The Good Food Institute
- The district judge in GFI's Arkansas label censorship lawsuit granted the organization's preliminary injunction, meaning that Arkansas cannot enforce its label censorship law against Tofurky while the primary lawsuit is pending. The judge held that GFI, the American Civil Liberties Union (ACLU), the Animal Legal Defense Fund (ALDF), and Tofurky are “likely to prevail on the merits of [our] First Amendment claim.”
- GFI submitted a public comment to the National Oceanic and Atmospheric Administration (NOAA) on one of the agency's four new blue technology strategies.
- GFI supported the development of a new XPRIZE competition aimed at producing full-sized, whole-muscle chicken and seafood alternatives. The prize competition will be supported by $13M of funding from the XPRIZE Foundation and is expected to incentivize the founding of more than 10 new companies in the alternative proteins sector by 2022.
- GFI Brazil organized a series of briefings with scientists from the Brazilian agricultural research agency Empresa Brasileira de Pesquisa Agropecuária (Embrapa).
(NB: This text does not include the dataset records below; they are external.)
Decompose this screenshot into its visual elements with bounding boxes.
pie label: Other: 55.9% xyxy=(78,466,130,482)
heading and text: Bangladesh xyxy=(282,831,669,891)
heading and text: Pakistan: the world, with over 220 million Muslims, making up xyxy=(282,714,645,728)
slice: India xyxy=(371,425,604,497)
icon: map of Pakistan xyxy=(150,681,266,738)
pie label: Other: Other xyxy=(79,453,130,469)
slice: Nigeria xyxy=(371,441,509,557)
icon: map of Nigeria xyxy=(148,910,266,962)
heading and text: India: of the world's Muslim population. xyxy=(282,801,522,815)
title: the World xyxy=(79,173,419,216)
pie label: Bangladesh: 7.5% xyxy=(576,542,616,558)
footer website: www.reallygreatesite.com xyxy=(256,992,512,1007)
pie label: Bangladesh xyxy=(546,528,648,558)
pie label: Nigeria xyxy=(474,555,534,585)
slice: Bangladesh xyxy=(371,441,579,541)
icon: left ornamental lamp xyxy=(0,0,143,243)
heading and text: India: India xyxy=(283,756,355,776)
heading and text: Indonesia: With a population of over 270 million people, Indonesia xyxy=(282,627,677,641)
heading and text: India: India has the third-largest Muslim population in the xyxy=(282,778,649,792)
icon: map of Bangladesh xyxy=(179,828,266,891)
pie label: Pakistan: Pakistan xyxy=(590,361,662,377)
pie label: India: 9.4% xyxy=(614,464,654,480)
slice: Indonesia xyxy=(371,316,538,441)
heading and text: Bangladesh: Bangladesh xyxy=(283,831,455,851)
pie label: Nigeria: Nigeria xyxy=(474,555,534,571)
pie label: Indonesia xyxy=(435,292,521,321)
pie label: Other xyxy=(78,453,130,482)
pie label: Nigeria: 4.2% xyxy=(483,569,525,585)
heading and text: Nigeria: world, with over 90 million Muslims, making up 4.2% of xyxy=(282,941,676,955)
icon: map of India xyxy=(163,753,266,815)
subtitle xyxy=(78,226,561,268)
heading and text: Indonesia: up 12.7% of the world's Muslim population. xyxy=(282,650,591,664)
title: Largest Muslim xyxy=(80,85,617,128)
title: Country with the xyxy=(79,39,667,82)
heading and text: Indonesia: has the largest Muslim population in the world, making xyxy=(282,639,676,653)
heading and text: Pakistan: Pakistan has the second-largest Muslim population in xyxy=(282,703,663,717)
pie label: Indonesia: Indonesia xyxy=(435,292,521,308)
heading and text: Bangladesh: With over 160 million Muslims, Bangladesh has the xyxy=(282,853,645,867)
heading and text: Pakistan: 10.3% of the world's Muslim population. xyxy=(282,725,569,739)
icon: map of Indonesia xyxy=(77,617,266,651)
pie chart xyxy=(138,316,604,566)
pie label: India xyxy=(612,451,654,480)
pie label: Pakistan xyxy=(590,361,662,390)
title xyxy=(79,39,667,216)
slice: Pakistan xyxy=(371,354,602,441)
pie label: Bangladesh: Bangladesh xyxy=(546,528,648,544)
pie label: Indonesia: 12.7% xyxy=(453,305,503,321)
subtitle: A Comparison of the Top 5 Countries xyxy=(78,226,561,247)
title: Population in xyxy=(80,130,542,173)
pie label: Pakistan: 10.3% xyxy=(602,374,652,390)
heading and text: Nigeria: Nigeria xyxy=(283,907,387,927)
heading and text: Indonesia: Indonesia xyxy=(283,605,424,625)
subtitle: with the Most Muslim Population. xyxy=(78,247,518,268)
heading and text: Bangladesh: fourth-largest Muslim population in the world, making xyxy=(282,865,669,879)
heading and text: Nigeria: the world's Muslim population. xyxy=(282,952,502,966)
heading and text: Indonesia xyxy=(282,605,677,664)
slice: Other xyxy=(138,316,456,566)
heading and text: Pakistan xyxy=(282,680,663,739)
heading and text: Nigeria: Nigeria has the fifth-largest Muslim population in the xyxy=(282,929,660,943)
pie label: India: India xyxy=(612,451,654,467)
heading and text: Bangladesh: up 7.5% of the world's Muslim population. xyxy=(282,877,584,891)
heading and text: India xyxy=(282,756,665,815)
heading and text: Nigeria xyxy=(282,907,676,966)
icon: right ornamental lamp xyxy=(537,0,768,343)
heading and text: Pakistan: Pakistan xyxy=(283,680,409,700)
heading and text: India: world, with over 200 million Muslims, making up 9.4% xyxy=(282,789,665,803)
This relationship is already paying dividends in scientific interest in Brazil, as GFI has received more Competitive Research Grant Program proposals from Brazil than from any other country besides the U.S.
The Life You Can Save
Since the relaunch of The Life You Can Save, The Life You Can Save has seen 10,000 new email subscriptions and over 15,000 book downloads. They are developing partnerships with a variety of organizations, and encourage readers to get in touch if they would like to help share the book.
The Giving Games Project is currently undertaking an impact analysis based on 2019-2020 participant results, and will make those results available shortly.
Wild Animal Initiative
Wild Animal Initiative had a paper accepted for publication by the flagship journal in the field of restoration ecology; wrapped up Season 1 of the Wildness podcast; and released new research on insecticides, long-term considerations for intervention design, and optimal population density.
At EA Global: London 2019, WAI Research Fellow Dr. Will Bradshaw described how biomarkers of aging could serve as an objective and generalizable metric of cumulative welfare. The recording is now available for viewing.
Add your own update
If your organization isn't represented on this list, you're welcome to provide an update in a comment.
You can also email me if you'd like to be included on the list of organizations I ask for updates each month; I can then add any updates you submit to future posts. (I may not accept all such requests; whether I include an org depends on its size, age, focus, track record, etc.)
(Nitpick: It should say "Foundational Research Institute" rather than "Foundational Research Initiative".)
Thanks! Organizations submit their own names, so I hadn't realized this was a mistake, but I'm glad to have the proper title.
It was written correctly in the Google Doc though ;)
The Google Doc changes every month as orgs update over their old updates. I just copy-and-paste when it's done. ¯\_('')_/¯
Hopefully, the heading just remains unchanged from now on!